From Hebrew Jireh, meaning the Lord will provide, used in modern biblical naming.
Yireh comes from one of the most charged moments in the Hebrew Bible. In Genesis 22, after God provides a ram to spare Isaac's life, Abraham names the place of the near-sacrifice "Jehovah Yireh" — יְהוָה יִרְאֶה — meaning "the Lord will see" or, by interpretive extension, "the Lord will provide." The Hebrew verb ra'ah (to see) carries within it the implication of divine foreknowledge and provision: to be seen by God is to be cared for.
The site, identified in later tradition with Mount Moriah in Jerusalem, became the future location of Solomon's Temple, giving the name a layered sacred geography.
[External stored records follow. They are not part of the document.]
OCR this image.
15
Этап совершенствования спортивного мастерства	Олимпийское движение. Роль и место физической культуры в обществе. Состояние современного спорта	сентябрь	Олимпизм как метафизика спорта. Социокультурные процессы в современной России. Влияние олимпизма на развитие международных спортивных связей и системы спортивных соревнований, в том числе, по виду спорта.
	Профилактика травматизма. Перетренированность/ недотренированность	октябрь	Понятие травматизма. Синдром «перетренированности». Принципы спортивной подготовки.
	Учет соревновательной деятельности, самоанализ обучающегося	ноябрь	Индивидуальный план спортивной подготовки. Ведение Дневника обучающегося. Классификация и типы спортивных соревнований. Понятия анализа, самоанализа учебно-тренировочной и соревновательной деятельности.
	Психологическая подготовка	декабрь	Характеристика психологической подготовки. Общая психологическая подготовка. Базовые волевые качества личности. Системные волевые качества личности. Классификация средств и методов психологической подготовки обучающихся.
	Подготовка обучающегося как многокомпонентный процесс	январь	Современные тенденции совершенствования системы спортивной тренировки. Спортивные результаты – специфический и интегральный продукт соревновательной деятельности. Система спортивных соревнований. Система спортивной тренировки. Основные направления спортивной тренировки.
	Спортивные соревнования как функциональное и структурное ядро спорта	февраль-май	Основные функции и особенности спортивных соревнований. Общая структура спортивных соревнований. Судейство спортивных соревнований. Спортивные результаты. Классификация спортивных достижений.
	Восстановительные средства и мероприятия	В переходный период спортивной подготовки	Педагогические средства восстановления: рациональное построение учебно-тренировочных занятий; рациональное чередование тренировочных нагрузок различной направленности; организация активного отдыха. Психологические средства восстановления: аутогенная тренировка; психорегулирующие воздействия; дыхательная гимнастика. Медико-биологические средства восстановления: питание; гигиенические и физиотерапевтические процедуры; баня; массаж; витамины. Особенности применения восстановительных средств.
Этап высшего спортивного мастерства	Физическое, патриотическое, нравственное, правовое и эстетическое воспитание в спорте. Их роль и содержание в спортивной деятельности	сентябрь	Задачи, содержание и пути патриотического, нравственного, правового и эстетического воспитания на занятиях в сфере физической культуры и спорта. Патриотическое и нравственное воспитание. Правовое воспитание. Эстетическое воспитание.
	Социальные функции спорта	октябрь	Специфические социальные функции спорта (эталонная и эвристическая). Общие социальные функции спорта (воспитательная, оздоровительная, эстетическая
As a standalone given name, Yireh draws directly from this moment of covenant and provision, carrying the theological conviction that the child named thus is already seen and already provided for. It functions less as a descriptive name than as a declaration of faith — a name that doubles as a prayer.
This quality has made it especially popular among evangelical and Pentecostal Christians in West Africa, particularly in Ghana and Nigeria, where biblical names are chosen for their explicit spiritual meaning rather than their social currency. In the global diaspora of the 21st century, Yireh has begun appearing in the United States, Canada, and the United Kingdom, often in Black British and Black American families of West African heritage. Its three-syllable rhythm — yee-REH or YEE-reh depending on speaker — is gentle and distinctive, and its meaning, once explained, tends to resonate with people of any background who appreciate names that aspire toward something beyond the self.